The Board of Deputies has reported no Jewish Covid-19 funerals for the week ending March 26, marking the first time that a week has passed with no such funerals since the Board began collecting statistics on this topic (on March 23, 2020).
In the week before Pesach last year, the seven largest burial societies reported 97 Jewish Covid-19 funerals.
“Covid-19 has taken at least 900 members of the Jewish community,” said Marie van der Zyl, president of the Board of Deputies.
“Seder this year will have been difficult for many, not just because they could not meet with wider friends and family, but also as they reflected on loved ones they have lost in the last year. Our hearts go out to all who have suffered bereavement,” she said.
PM Johnson Addresses Jewish Community
In his Pesach video message on Erev Yom Tov, Prime Minister Boris Johnson said, “Our fantastic Jewish community is known for its strength and resilience. I know you are not going to let coronavirus stop you marking Pesach as your ancestors have done, often in the most difficult of circumstances.”
He added that, although extended family sedarim were not allowed to take place, “the charoset will be just as sweet and the matzah just as meaningful.”
Meanwhile, Labour leader Sir Keir Starmer said, “May this Passover bring hope at a time of darkness and may it not be long before we have the opportunity to celebrate together once more.” He also apologized again for the “failure of the Labour Party to deal with anti-Semitism.”
London Mayor Sadiq Khan praised “the selfless acts of Jewish Londoners” who have helped the vulnerable during the Covid crisis and said the message of Pesach is “the triumph of hope over adversity.”
Most Elderly Jews Have Taken the Vaccine
Nearly 90 percent of British Jews over 70 have taken the Covid-19 vaccine. This figure compares favorably with that of other ethnic minorities.
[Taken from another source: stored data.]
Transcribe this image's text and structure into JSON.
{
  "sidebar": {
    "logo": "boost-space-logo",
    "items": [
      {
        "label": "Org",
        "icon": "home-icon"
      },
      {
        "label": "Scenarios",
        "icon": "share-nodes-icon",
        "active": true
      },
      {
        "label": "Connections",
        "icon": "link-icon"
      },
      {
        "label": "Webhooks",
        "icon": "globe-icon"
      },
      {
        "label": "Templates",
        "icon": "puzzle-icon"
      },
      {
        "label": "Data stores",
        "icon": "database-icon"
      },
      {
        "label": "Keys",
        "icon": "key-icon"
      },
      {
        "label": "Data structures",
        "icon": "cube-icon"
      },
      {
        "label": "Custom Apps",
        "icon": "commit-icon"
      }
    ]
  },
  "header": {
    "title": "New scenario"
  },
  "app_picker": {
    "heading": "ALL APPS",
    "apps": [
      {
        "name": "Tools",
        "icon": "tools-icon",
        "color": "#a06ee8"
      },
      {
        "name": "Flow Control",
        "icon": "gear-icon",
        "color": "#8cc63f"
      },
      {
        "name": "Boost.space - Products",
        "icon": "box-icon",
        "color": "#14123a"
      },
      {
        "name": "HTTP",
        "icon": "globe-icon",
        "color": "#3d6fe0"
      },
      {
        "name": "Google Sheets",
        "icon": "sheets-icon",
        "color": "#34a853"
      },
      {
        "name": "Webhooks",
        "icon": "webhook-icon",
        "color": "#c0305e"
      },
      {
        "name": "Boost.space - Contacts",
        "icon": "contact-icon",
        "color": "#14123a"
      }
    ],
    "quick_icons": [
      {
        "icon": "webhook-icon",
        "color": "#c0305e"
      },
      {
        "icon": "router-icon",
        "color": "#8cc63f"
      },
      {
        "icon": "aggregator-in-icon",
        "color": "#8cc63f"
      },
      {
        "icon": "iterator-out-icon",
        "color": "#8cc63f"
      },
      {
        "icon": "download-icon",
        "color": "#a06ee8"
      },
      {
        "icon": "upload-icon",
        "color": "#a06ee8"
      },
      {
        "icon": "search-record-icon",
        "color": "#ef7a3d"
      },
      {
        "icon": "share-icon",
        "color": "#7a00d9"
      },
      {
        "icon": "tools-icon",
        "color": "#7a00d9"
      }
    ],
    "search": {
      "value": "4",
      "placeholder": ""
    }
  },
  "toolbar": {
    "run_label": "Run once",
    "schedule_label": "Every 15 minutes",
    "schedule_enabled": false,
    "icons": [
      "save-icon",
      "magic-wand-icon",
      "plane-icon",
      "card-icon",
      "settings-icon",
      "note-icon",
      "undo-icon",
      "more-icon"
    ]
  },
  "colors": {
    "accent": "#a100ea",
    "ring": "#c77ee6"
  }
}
Christians top the list with 91.1 percent, those with no religion follow at 89.1 percent, Jews follow with 88.8 per cent, and Muslims follow at 72.3 percent.
Meanwhile, on Monday, more outdoor gatherings were officially permitted for the first time, with the United Synagogue offering outdoor children’s services and takeaway kiddushim.
On April 12, Hebrew classes, children’s and youth programs, shiurim, lectures, education activities, and bereavement support and parents and baby groups are scheduled to re-open.
On May 17, the first day of Shavuot, congregants should be able to legally enjoy outdoor and socially-distanced kiddushim. The legal limit for simchot will still be limited to 30.
Communal singing is still not allowed in shuls, and choir numbers are limited to six.